Tiap denyut jantungnya dapat dirasakan oleh Miyaz, yang turut membuat jantungnya berdebar, tapi itu hanya akan tinggal kenangan. Apalagi tendangannya yang begitu kuat itu, ingin rasanya Miyaz merasakannya lagi.

"Yaz, ayo pulang, besok gue temenin ke sini lagi. Udah mau hujan," bujuk Freya, mengelus punggung Miyaz yang terus bergetar. Tangisnya tidak pernah reda.

"Nanti Mike juga kehujanan Frey," tolaknya, tak mau beranjak sama sekali. Miyaz tidak tega membiarkan si kecil itu sendirian di tempat asing ini. Sebab Miyaz sudah tahu bagaimana rasanya kesepian.

Menunggu menit demi menit berlalu hingga tengah malam menanti kedatangan Zaigham yang malah mengecewakannya.

Miyaz tahu bagaimana rasanya kedinginan tanpa pelukan, karena seseorang yang dia harapkan untuk memeluknya justru memeluk orang lain.

"Yaz, please... lo nggak boleh gini terus," Letizia ikut membujuk.

"Gue cuma mau sama anak gue, Let."

"Miyaz..."

"Gue cuman mau peluk dia. Cuma Mike yang gue punya."

Perih, Freya bahkan tak sanggup menatap mata sendu sahabatnya itu. Bertahun-tahun mengenal Miyaz, ini baru pertama kalinya dia melihat sosok yang begitu tegar itu kehilangan dunianya.
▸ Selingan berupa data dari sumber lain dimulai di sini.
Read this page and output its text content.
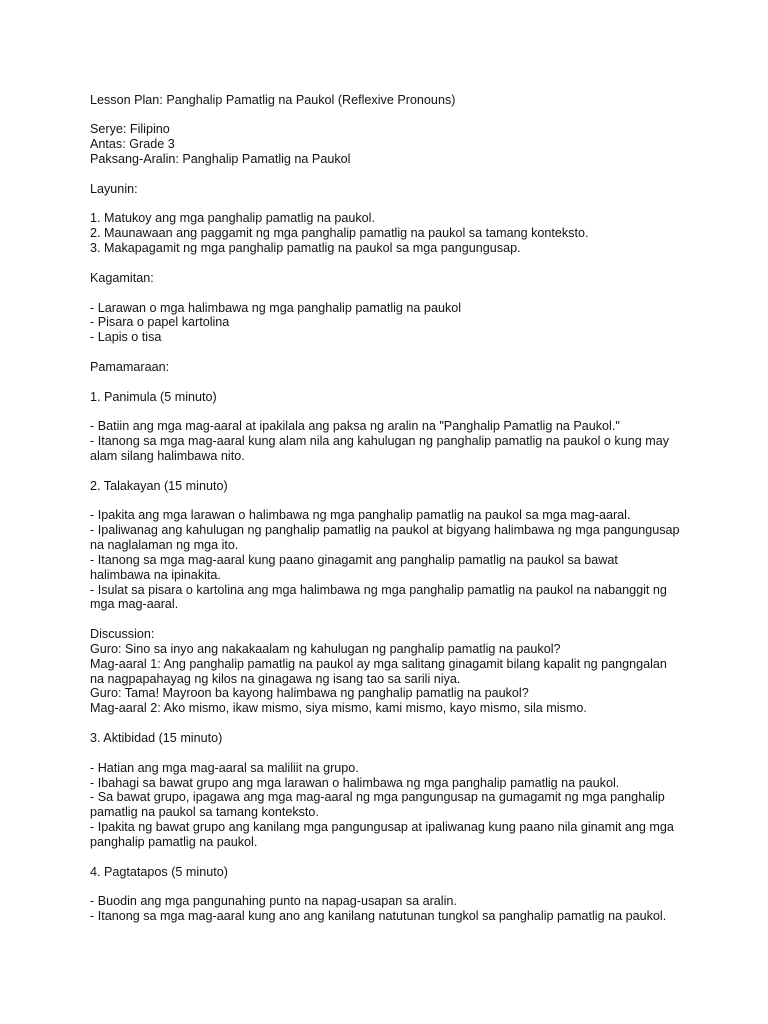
Lesson Plan: Panghalip Pamatlig na Paukol (Reflexive Pronouns)
Serye: Filipino
Antas: Grade 3
Paksang-Aralin: Panghalip Pamatlig na Paukol
Layunin:
1. Matukoy ang mga panghalip pamatlig na paukol.
2. Maunawaan ang paggamit ng mga panghalip pamatlig na paukol sa tamang konteksto.
3. Makapagamit ng mga panghalip pamatlig na paukol sa mga pangungusap.
Kagamitan:
- Larawan o mga halimbawa ng mga panghalip pamatlig na paukol
- Pisara o papel kartolina
- Lapis o tisa
Pamamaraan:
1. Panimula (5 minuto)
- Batiin ang mga mag-aaral at ipakilala ang paksa ng aralin na "Panghalip Pamatlig na Paukol."
- Itanong sa mga mag-aaral kung alam nila ang kahulugan ng panghalip pamatlig na paukol o kung may
alam silang halimbawa nito.
2. Talakayan (15 minuto)
- Ipakita ang mga larawan o halimbawa ng mga panghalip pamatlig na paukol sa mga mag-aaral.
- Ipaliwanag ang kahulugan ng panghalip pamatlig na paukol at bigyang halimbawa ng mga pangungusap
na naglalaman ng mga ito.
- Itanong sa mga mag-aaral kung paano ginagamit ang panghalip pamatlig na paukol sa bawat
halimbawa na ipinakita.
- Isulat sa pisara o kartolina ang mga halimbawa ng mga panghalip pamatlig na paukol na nabanggit ng
mga mag-aaral.
Discussion:
Guro: Sino sa inyo ang nakakaalam ng kahulugan ng panghalip pamatlig na paukol?
Mag-aaral 1: Ang panghalip pamatlig na paukol ay mga salitang ginagamit bilang kapalit ng pangngalan
na nagpapahayag ng kilos na ginagawa ng isang tao sa sarili niya.
Guro: Tama! Mayroon ba kayong halimbawa ng panghalip pamatlig na paukol?
Mag-aaral 2: Ako mismo, ikaw mismo, siya mismo, kami mismo, kayo mismo, sila mismo.
3. Aktibidad (15 minuto)
- Hatian ang mga mag-aaral sa maliliit na grupo.
- Ibahagi sa bawat grupo ang mga larawan o halimbawa ng mga panghalip pamatlig na paukol.
- Sa bawat grupo, ipagawa ang mga mag-aaral ng mga pangungusap na gumagamit ng mga panghalip
pamatlig na paukol sa tamang konteksto.
- Ipakita ng bawat grupo ang kanilang mga pangungusap at ipaliwanag kung paano nila ginamit ang mga
panghalip pamatlig na paukol.
4. Pagtatapos (5 minuto)
- Buodin ang mga pangunahing punto na napag-usapan sa aralin.
- Itanong sa mga mag-aaral kung ano ang kanilang natutunan tungkol sa panghalip pamatlig na paukol.
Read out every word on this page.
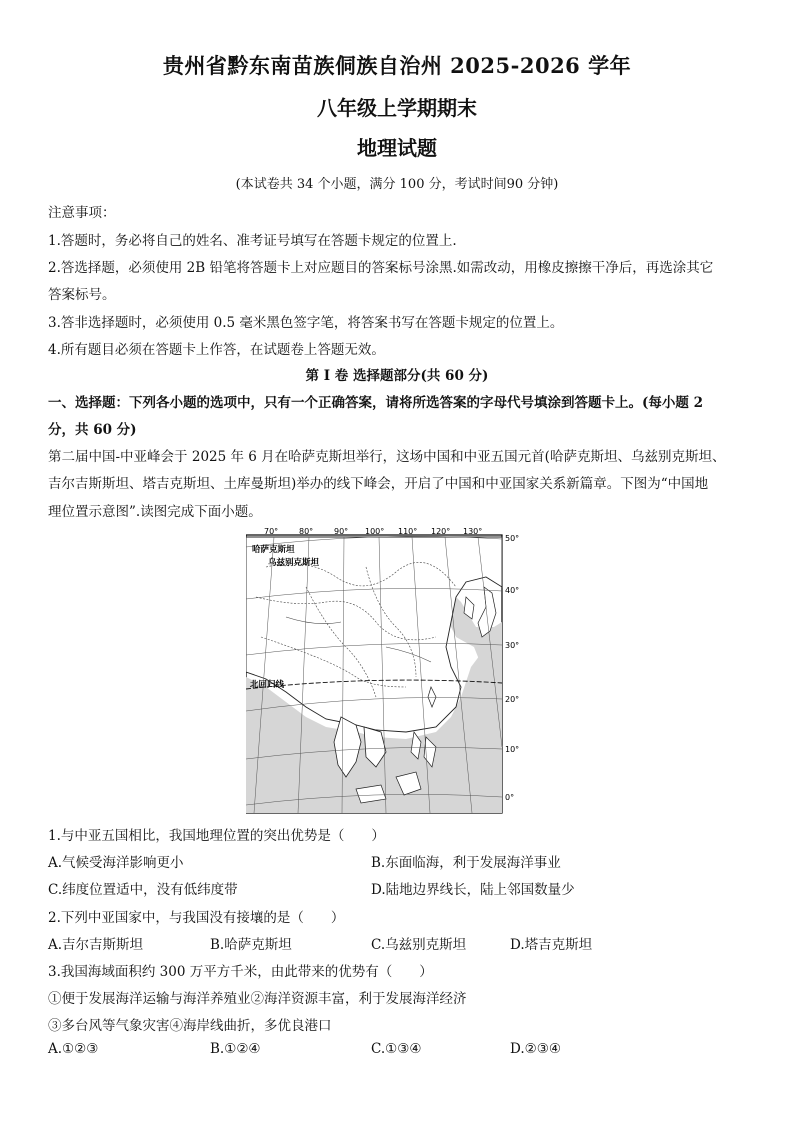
贵州省黔东南苗族侗族自治州 2025-2026 学年
八年级上学期期末
地理试题
(本试卷共 34 个小题，满分 100 分，考试时间90 分钟)
注意事项：
1.答题时，务必将自己的姓名、准考证号填写在答题卡规定的位置上.
2.答选择题，必须使用 2B 铅笔将答题卡上对应题目的答案标号涂黑.如需改动，用橡皮擦擦干净后，再选涂其它
答案标号。
3.答非选择题时，必须使用 0.5 毫米黑色签字笔，将答案书写在答题卡规定的位置上。
4.所有题目必须在答题卡上作答，在试题卷上答题无效。
第 I 卷 选择题部分(共 60 分)
一、选择题：下列各小题的选项中，只有一个正确答案，请将所选答案的字母代号填涂到答题卡上。(每小题 2
分，共 60 分)
第二届中国-中亚峰会于 2025 年 6 月在哈萨克斯坦举行，这场中国和中亚五国元首(哈萨克斯坦、乌兹别克斯坦、
吉尔吉斯斯坦、塔吉克斯坦、土库曼斯坦)举办的线下峰会，开启了中国和中亚国家关系新篇章。下图为“中国地
理位置示意图”.读图完成下面小题。
哈萨克斯坦
乌兹别克斯坦
北回归线
70°	80°	90° 100° 110° 120° 130°
50°
40°
30°
20°
10°
0°
1.与中亚五国相比，我国地理位置的突出优势是（　　）
A.气候受海洋影响更小	B.东面临海，利于发展海洋事业
C.纬度位置适中，没有低纬度带	D.陆地边界线长，陆上邻国数量少
2.下列中亚国家中，与我国没有接壤的是（　　）
A.吉尔吉斯斯坦	B.哈萨克斯坦	C.乌兹别克斯坦	D.塔吉克斯坦
3.我国海域面积约 300 万平方千米，由此带来的优势有（　　）
①便于发展海洋运输与海洋养殖业②海洋资源丰富，利于发展海洋经济
③多台风等气象灾害④海岸线曲折，多优良港口
A.①②③	B.①②④	C.①③④	D.②③④
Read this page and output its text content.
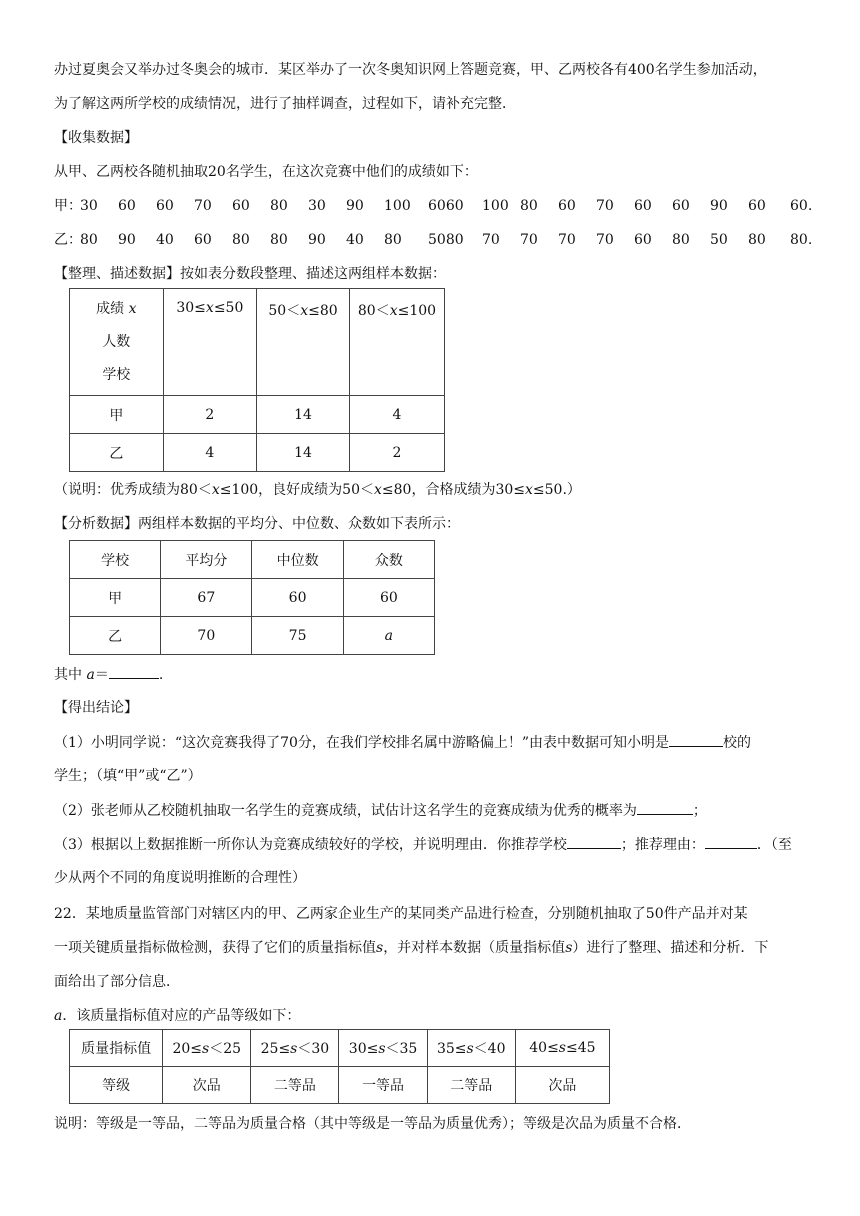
办过夏奥会又举办过冬奥会的城市．某区举办了一次冬奥知识网上答题竞赛，甲、乙两校各有400名学生参加活动，
为了解这两所学校的成绩情况，进行了抽样调查，过程如下，请补充完整．
【收集数据】
从甲、乙两校各随机抽取20名学生，在这次竞赛中他们的成绩如下：
甲：
30 60 60 70 60 80 30 90 100 6060 100 80 60 70 60 60 90 60 60.
乙：
80 90 40 60 80 80 90 40 80 5080 70 70 70 70 60 80 50 80 80.
【整理、描述数据】按如表分数段整理、描述这两组样本数据：
成绩 x
人数
学校	30≤x≤50	50＜x≤80	80＜x≤100
甲	2	14	4
乙	4	14	2
（说明：优秀成绩为80＜x≤100，良好成绩为50＜x≤80，合格成绩为30≤x≤50.）
【分析数据】两组样本数据的平均分、中位数、众数如下表所示：
学校	平均分	中位数	众数
甲	67	60	60
乙	70	75	a
其中 a＝	.
【得出结论】
（1）小明同学说：“这次竞赛我得了70分，在我们学校排名属中游略偏上！”由表中数据可知小明是	校的
学生；（填“甲”或“乙”）
（2）张老师从乙校随机抽取一名学生的竞赛成绩，试估计这名学生的竞赛成绩为优秀的概率为	；
（3）根据以上数据推断一所你认为竞赛成绩较好的学校，并说明理由．你推荐学校	；推荐理由：	．（至
少从两个不同的角度说明推断的合理性）
22．某地质量监管部门对辖区内的甲、乙两家企业生产的某同类产品进行检查，分别随机抽取了50件产品并对某
一项关键质量指标做检测，获得了它们的质量指标值s，并对样本数据（质量指标值s）进行了整理、描述和分析．下
面给出了部分信息．
a．该质量指标值对应的产品等级如下：
质量指标值	20≤s＜25	25≤s＜30	30≤s＜35	35≤s＜40	40≤s≤45
等级	次品	二等品	一等品	二等品	次品
说明：等级是一等品，二等品为质量合格（其中等级是一等品为质量优秀）；等级是次品为质量不合格．
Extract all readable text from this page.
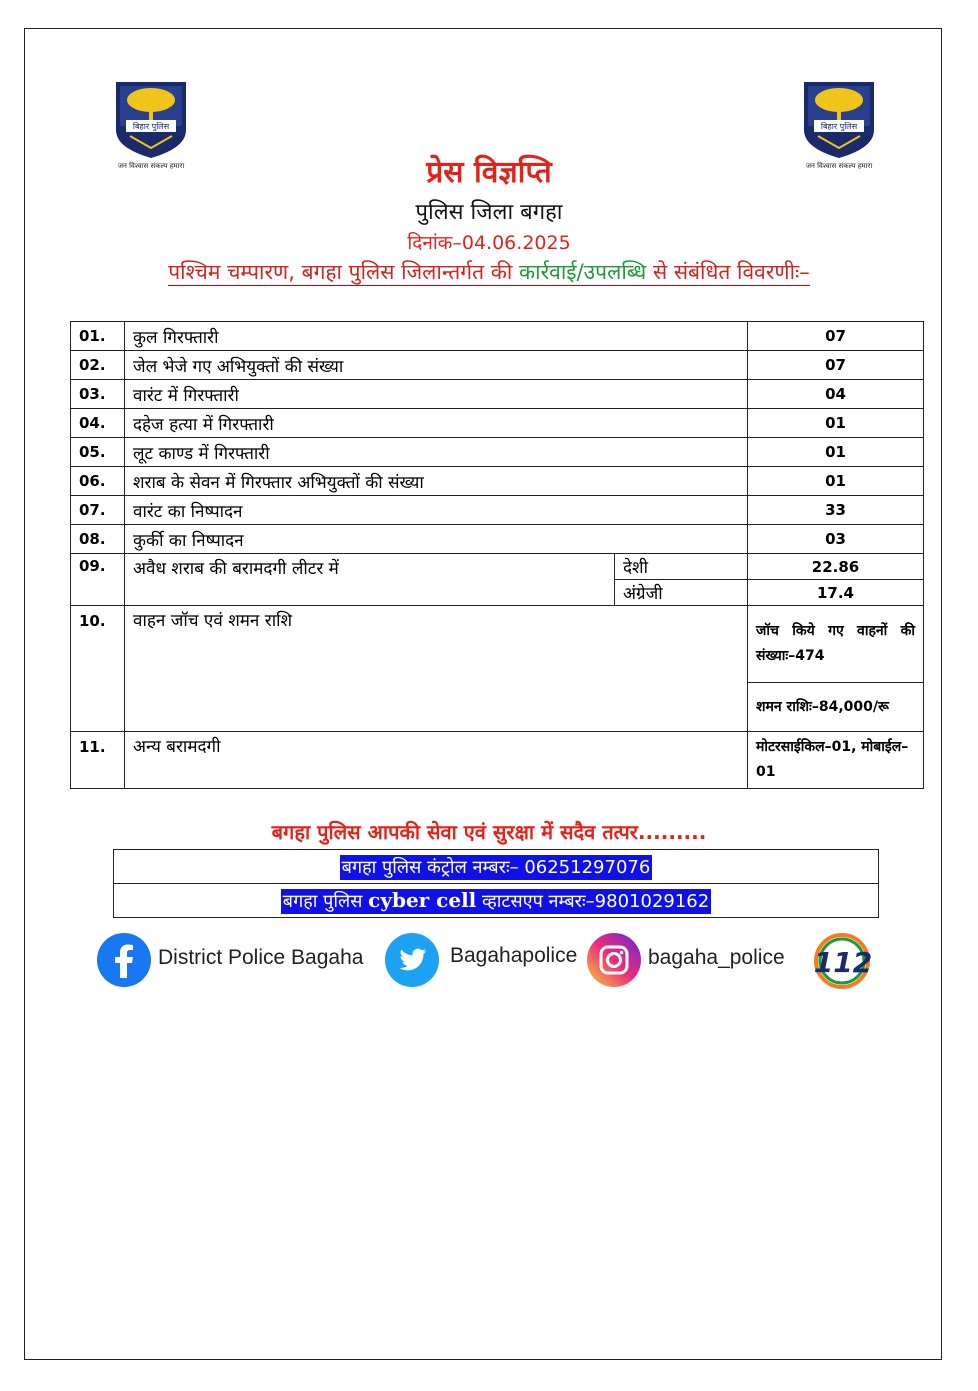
बिहार पुलिस
जन विश्वास संकल्प हमारा
बिहार पुलिस
जन विश्वास संकल्प हमारा
प्रेस विज्ञप्ति
पुलिस जिला बगहा
दिनांक–04.06.2025
पश्चिम चम्पारण, बगहा पुलिस जिलान्तर्गत की कार्रवाई/उपलब्धि से संबंधित विवरणीः–
01.	कुल गिरफ्तारी		07
02.	जेल भेजे गए अभियुक्तों की संख्या		07
03.	वारंट में गिरफ्तारी		04
04.	दहेज हत्या में गिरफ्तारी		01
05.	लूट काण्ड में गिरफ्तारी		01
06.	शराब के सेवन में गिरफ्तार अभियुक्तों की संख्या		01
07.	वारंट का निष्पादन		33
08.	कुर्की का निष्पादन		03
09.	अवैध शराब की बरामदगी लीटर में	देशी	22.86
		अंग्रेजी	17.4
10.	वाहन जॉच एवं शमन राशि		जॉच किये गए वाहनों की संख्याः–474
			शमन राशिः–84,000/रू
11.	अन्य बरामदगी		मोटरसाईकिल–01, मोबाईल–01
बगहा पुलिस आपकी सेवा एवं सुरक्षा में सदैव तत्पर.........
बगहा पुलिस कंट्रोल नम्बरः– 06251297076
बगहा पुलिस cyber cell व्हाटसएप नम्बरः–9801029162
District Police Bagaha	Bagahapolice	bagaha_police 112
Miyaz yang selalu memiliki cara untuk menyelesaikan masalah yang menimpanya kini memilih menyerah. Membiarkan langit menghujaminya dengan berbagai kesakitan dan sesak.

Freya sebagai sesama ibu jelas bisa mengerti bagaimana perasaan sahabatnya itu. Janin yang dia jaga dan ingin dipeluknya erat, namun tiba-tiba pergi begitu saja. Bahkan belum sempat dipeluknya.

"Lo punya kami Miyaz. Gue nggak akan ninggalin lo," Letizia memeluk sahabatnya erat, turut menangis dan tak tega. Walau belum pernah menjadi ibu, tapi dia memahami bagaimana perasaan sahabatnya itu.

Lalu langit benar-benar menjatuhkan air matanya. Sama seperti Miyaz, rintiknya turun begitu deras. Seolah mendukung kesedihannya, langit pun turut berduka atas perginya malaikat kecil itu.

Mata Miyaz yang sendu menemukan satu sosok yang jauh di ujung sana. Seorang pria dengan kemeja putih yang telah basah kuyup karena tak melindungi dirinya dari derasnya hujan.

Kemejanya yang putih jadi kecoklatan karena tanah pemakaman. Terlihat begitu lusuh dan menyedihkan.

Orang lain yang ikut kehilangan dunianya selain Miyaz adalah pria itu. Zaigham. Sekaligus penyebab segala kehancuran yang terjadi.